秘 書 の 遍 歴 - < 2 >
私は42歳になった今でも、自分を男らしいと思ったことは一度もありません。
もっとも、現在は女の姿をしまして、女秘書をしておりますが・・
男としては慎重も低く、当時は今よりも痩せていまして48kgぐらいだったと思います。

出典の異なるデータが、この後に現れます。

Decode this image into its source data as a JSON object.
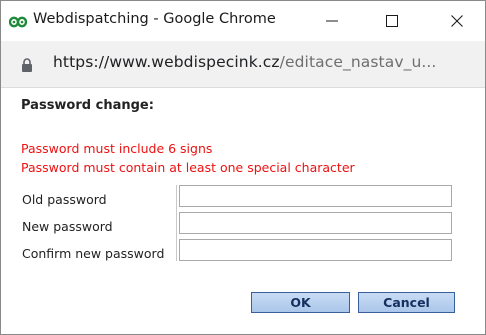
{
  "window": {
    "title": "Webdispatching - Google Chrome",
    "icon": "green-infinity-logo-icon",
    "controls": {
      "minimize": "minimize-icon",
      "maximize": "maximize-icon",
      "close": "close-icon"
    }
  },
  "address_bar": {
    "icon": "lock-icon",
    "url_main": "https://www.webdispecink.cz",
    "url_rest": "/editace_nastav_u..."
  },
  "form": {
    "heading": "Password change:",
    "errors": [
      "Password must include 6 signs",
      "Password must contain at least one special character"
    ],
    "fields": [
      {
        "label": "Old password",
        "value": ""
      },
      {
        "label": "New password",
        "value": ""
      },
      {
        "label": "Confirm new password",
        "value": ""
      }
    ],
    "buttons": {
      "ok": "OK",
      "cancel": "Cancel"
    }
  },
  "colors": {
    "error": "#ee1111",
    "button_bg": "#b8d0ef",
    "button_border": "#3a5f9a",
    "logo": "#1e8a3a"
  }
}
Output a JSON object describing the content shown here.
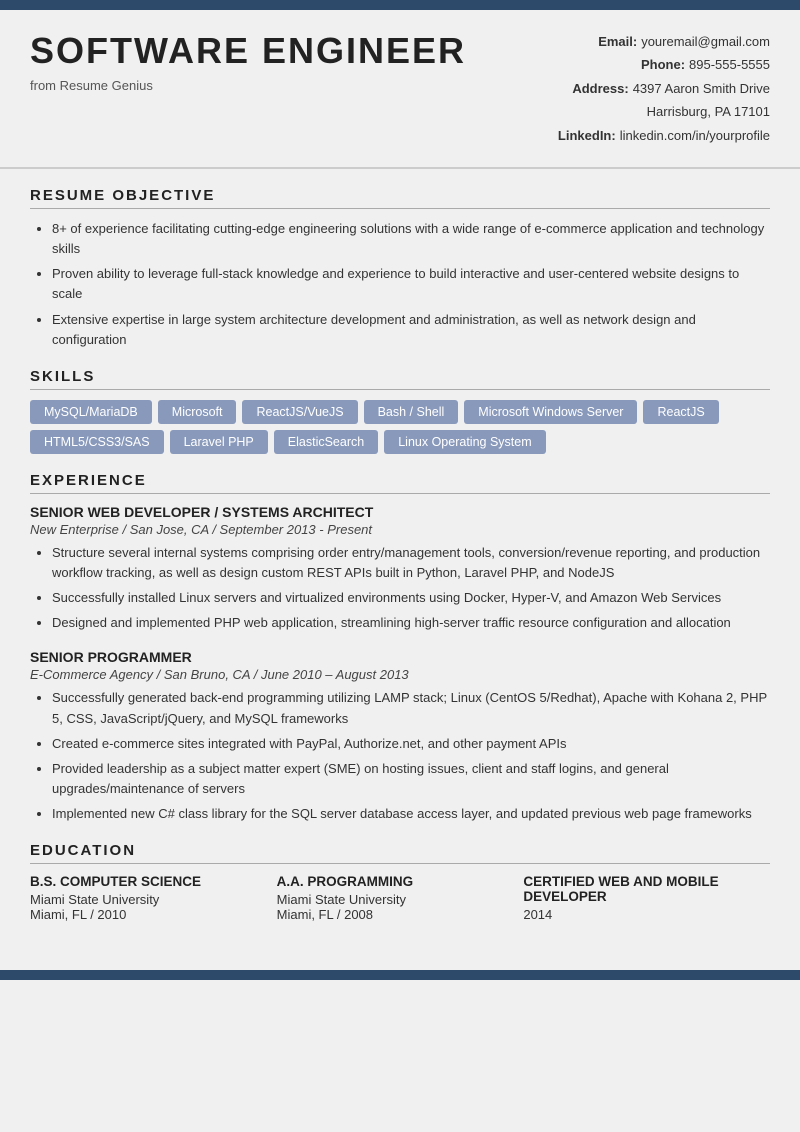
{
  "topbar": {},
  "header": {
    "name": "SOFTWARE ENGINEER",
    "subtitle": "from Resume Genius",
    "contact": {
      "email_label": "Email:",
      "email_value": "youremail@gmail.com",
      "phone_label": "Phone:",
      "phone_value": "895-555-5555",
      "address_label": "Address:",
      "address_value": "4397 Aaron Smith Drive",
      "address_value2": "Harrisburg, PA 17101",
      "linkedin_label": "LinkedIn:",
      "linkedin_value": "linkedin.com/in/yourprofile"
    }
  },
  "sections": {
    "objective": {
      "title": "RESUME OBJECTIVE",
      "bullets": [
        "8+ of experience facilitating cutting-edge engineering solutions with a wide range of e-commerce application and technology skills",
        "Proven ability to leverage full-stack knowledge and experience to build interactive and user-centered website designs to scale",
        "Extensive expertise in large system architecture development and administration, as well as network design and configuration"
      ]
    },
    "skills": {
      "title": "SKILLS",
      "tags": [
        "MySQL/MariaDB",
        "Microsoft",
        "ReactJS/VueJS",
        "Bash / Shell",
        "Microsoft Windows Server",
        "ReactJS",
        "HTML5/CSS3/SAS",
        "Laravel PHP",
        "ElasticSearch",
        "Linux Operating System"
      ]
    },
    "experience": {
      "title": "EXPERIENCE",
      "jobs": [
        {
          "title": "SENIOR WEB DEVELOPER / SYSTEMS ARCHITECT",
          "meta": "New Enterprise / San Jose, CA / September 2013 - Present",
          "bullets": [
            "Structure several internal systems comprising order entry/management tools, conversion/revenue reporting, and production workflow tracking, as well as design custom REST APIs built in Python, Laravel PHP, and NodeJS",
            "Successfully installed Linux servers and virtualized environments using Docker, Hyper-V, and Amazon Web Services",
            "Designed and implemented PHP web application, streamlining high-server traffic resource configuration and allocation"
          ]
        },
        {
          "title": "SENIOR PROGRAMMER",
          "meta": "E-Commerce Agency / San Bruno, CA / June 2010 – August 2013",
          "bullets": [
            "Successfully generated back-end programming utilizing LAMP stack; Linux (CentOS 5/Redhat), Apache with Kohana 2, PHP 5, CSS, JavaScript/jQuery, and MySQL frameworks",
            "Created e-commerce sites integrated with PayPal, Authorize.net, and other payment APIs",
            "Provided leadership as a subject matter expert (SME) on hosting issues, client and staff logins, and general upgrades/maintenance of servers",
            "Implemented new C# class library for the SQL server database access layer, and updated previous web page frameworks"
          ]
        }
      ]
    },
    "education": {
      "title": "EDUCATION",
      "degrees": [
        {
          "degree": "B.S. COMPUTER SCIENCE",
          "school": "Miami State University",
          "detail": "Miami, FL / 2010"
        },
        {
          "degree": "A.A. PROGRAMMING",
          "school": "Miami State University",
          "detail": "Miami, FL / 2008"
        },
        {
          "degree": "CERTIFIED WEB AND MOBILE DEVELOPER",
          "school": "",
          "detail": "2014"
        }
      ]
    }
  }
}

撫で肩でして、何より増して男にしては色が白いのです。
それも抜けるように白いのです・・
性格も考え方も、女性のように大人しく控え目です。要するに優柔不断と言うことです。
そして人見知りで、人前に出ますと赤くなって、何もしゃべることが出来ないのです。
ただ、田舎の小学校に中学・高校でしたが、お勉強だけはトップクラスでしたので虐めに合
うことはなかったのです。
ただし・・誰か強い子の庇護の元にあったような気がいたします。
そんな私でも一丁前に女の人が好きになって(好きになられて・・と言いなおした方が良さそう
です)結婚をしました。
妻は男を作って私の前から消えました。私の余りの優柔不断さに呆れ返ったものと思われます。
それと・・ですが。
今では判るのですが・・私のものに失望しかのかも知れません。
私の男性自身は白くって小さくって、皮を冠っていまして、彼女を満足させられなかったよう
です。
そんなこともありまして、私は男としての自信は益々失って、無気力状態になって行ったので
す。
商事会社に採用されまして、一週間の一般社員と同じ研修を終えて、私は総務課付けの
社長の秘書となりました。
会社では初めての社長の男性秘書になりました私は、それこそ金魚の糞のように社長のいらっ
しゃるところには従って廻るようになりました。
行動的な社長自らが運転する車で、私は書類の入った鞄を持って、助手席にチョコンと座って
・・と云うのが普通でした。
車の免許は一応は持っていましたが、それまでもペーパードライバーでして、「お前の運転
は危なかしくって見ていられない。とても運転を任せる訳にはいかない・・」と社長は申さ
れて、ご自身でハンドルを握るのでした。
私の実家は群馬の山奥の小さな山村です。
東京に出てきて結婚して赤羽のアパートに住みまして、彼女と別れた後もズ~ッとそこに
住んでいました。
「寮に住め!俺が呼んだら直ぐに来い・・!来られるように、寮に住むんだ!」
ワンマンの社長は私が社長秘書を拝命するとそうおっしゃって、寮に住まわせて下さったの
です。
寮は会社の裏側にありまして、徒歩2分は掛からない2階建てのコンクリート作りの建物で
した。
それも・・他の社員達は2D Kぐらいのお部屋を2人で使っていますのに、私は1人で1部
屋を使うように計らって下さったのです。
あっ・・社長のお宅は会社から歩いて4~5分のところにあります。
こうして、無口な私は社長と4・6時中行動を共にするようになりました。
社長はとてもワンマンですが、経営の才に長けていらっしゃるのかそれとも世の中を見る
才に長けていらっしゃるのか、会社はグングン大きくなり成長して行きました。
今までは国内の物流を手掛けていたのですが、海外からの物も取り扱うようになって行き
ました。
その初めての海外での買い付けは台湾でした。
社長自ら台湾に出張しまして交渉をしました。
通訳の方は現地の人と言うことでして、初めて社長と2人だけで3泊4日の出張でした。